CVE-2017-11742 in expat
Summary
by MITRE
The writeRandomBytes_RtlGenRandom function in xmlparse.c in libexpat in Expat 2.2.1 and 2.2.2 on Windows allows local users to gain privileges via a Trojan horse ADVAPI32.DLL in the current working directory because of an untrusted search path, aka DLL hijacking.
Be aware that VulDB is the high quality source for vulnerability data.
Analysis
by VulDB Data Team • 12/14/2022
The vulnerability identified as CVE-2017-11742 represents a critical privilege escalation flaw in the Expat XML parser library version 2.2.1 and 2.2.2 on Windows systems. This vulnerability stems from improper handling of dynamic library loading within the writeRandomBytes_RtlGenRandom function located in xmlparse.c, creating an exploitable untrusted search path condition that enables local attackers to execute malicious code with elevated privileges. The flaw specifically affects systems where the Expat library is used for XML processing and where the application running with elevated privileges loads the vulnerable library.

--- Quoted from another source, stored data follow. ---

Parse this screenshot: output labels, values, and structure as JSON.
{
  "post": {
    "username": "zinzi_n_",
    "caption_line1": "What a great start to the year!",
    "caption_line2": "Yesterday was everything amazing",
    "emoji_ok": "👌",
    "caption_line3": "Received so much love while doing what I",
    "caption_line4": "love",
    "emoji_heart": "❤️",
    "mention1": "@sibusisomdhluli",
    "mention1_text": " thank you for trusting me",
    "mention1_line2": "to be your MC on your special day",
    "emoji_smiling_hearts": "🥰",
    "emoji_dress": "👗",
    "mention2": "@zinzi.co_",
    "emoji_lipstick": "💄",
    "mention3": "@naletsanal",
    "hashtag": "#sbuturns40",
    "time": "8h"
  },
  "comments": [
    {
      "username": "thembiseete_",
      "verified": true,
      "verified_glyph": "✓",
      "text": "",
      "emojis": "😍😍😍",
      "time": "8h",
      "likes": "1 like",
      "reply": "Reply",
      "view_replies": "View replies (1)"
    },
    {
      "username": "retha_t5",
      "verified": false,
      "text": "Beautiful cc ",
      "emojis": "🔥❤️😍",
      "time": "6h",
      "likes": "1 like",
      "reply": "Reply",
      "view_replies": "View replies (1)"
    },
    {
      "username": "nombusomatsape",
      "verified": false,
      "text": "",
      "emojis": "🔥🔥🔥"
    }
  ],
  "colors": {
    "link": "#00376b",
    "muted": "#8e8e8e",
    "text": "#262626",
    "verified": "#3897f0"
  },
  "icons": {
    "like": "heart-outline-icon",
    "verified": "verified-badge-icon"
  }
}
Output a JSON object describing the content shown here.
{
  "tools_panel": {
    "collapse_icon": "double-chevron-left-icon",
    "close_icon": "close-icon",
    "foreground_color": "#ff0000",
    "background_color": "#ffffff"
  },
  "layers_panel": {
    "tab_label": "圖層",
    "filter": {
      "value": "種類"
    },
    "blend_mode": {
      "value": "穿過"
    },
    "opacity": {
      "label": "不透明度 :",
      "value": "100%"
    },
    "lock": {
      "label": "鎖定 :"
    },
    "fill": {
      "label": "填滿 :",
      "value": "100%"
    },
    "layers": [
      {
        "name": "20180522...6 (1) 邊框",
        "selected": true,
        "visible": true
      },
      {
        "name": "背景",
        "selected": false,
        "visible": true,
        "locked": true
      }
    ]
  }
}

The technical root cause of this vulnerability lies in the insecure dynamic library loading mechanism that occurs when the Expat library attempts to generate random bytes for cryptographic purposes. When the writeRandomBytes_RtlGenRandom function executes, it loads the ADVAPI32.DLL library without specifying a full path, relying on the Windows library search order. This search order first checks the current working directory before examining system directories, creating an opportunity for attackers to place a malicious ADVAPI32.DLL file in the same directory as the vulnerable application. This behavior aligns with CWE-426, which describes the insecure use of a command or API that allows an attacker to inject code into a process, and specifically maps to the DLL hijacking attack pattern.
The operational impact of this vulnerability is significant as it allows local attackers to escalate their privileges from standard user level to system level execution. Attackers can exploit this by placing a malicious ADVAPI32.DLL file in the directory where an application using the vulnerable Expat library is executed, particularly when that application runs with elevated privileges. This creates a persistent threat vector where the attacker's malicious DLL is loaded and executed whenever the vulnerable application performs XML parsing operations that trigger the random byte generation function. The attack requires no network connectivity and can be executed locally, making it particularly dangerous in environments where applications run with administrative privileges.
From a cybersecurity perspective, this vulnerability demonstrates the importance of proper DLL loading practices and adherence to the principle of least privilege. The flaw enables attackers to bypass traditional security controls by exploiting the trusted search path behavior of Windows applications. Organizations should implement mitigations including patching to Expat versions 2.2.3 and later, where the vulnerability has been resolved through proper path resolution for dynamic library loading. Additionally, system administrators should employ application whitelisting solutions, monitor for suspicious DLL loading activities, and ensure that applications running with elevated privileges are not executed from directories writable by unprivileged users. The vulnerability also highlights the need for comprehensive security testing of third-party libraries, particularly those handling cryptographic operations, and aligns with ATT&CK techniques covering privilege escalation through DLL hijacking and malicious file execution.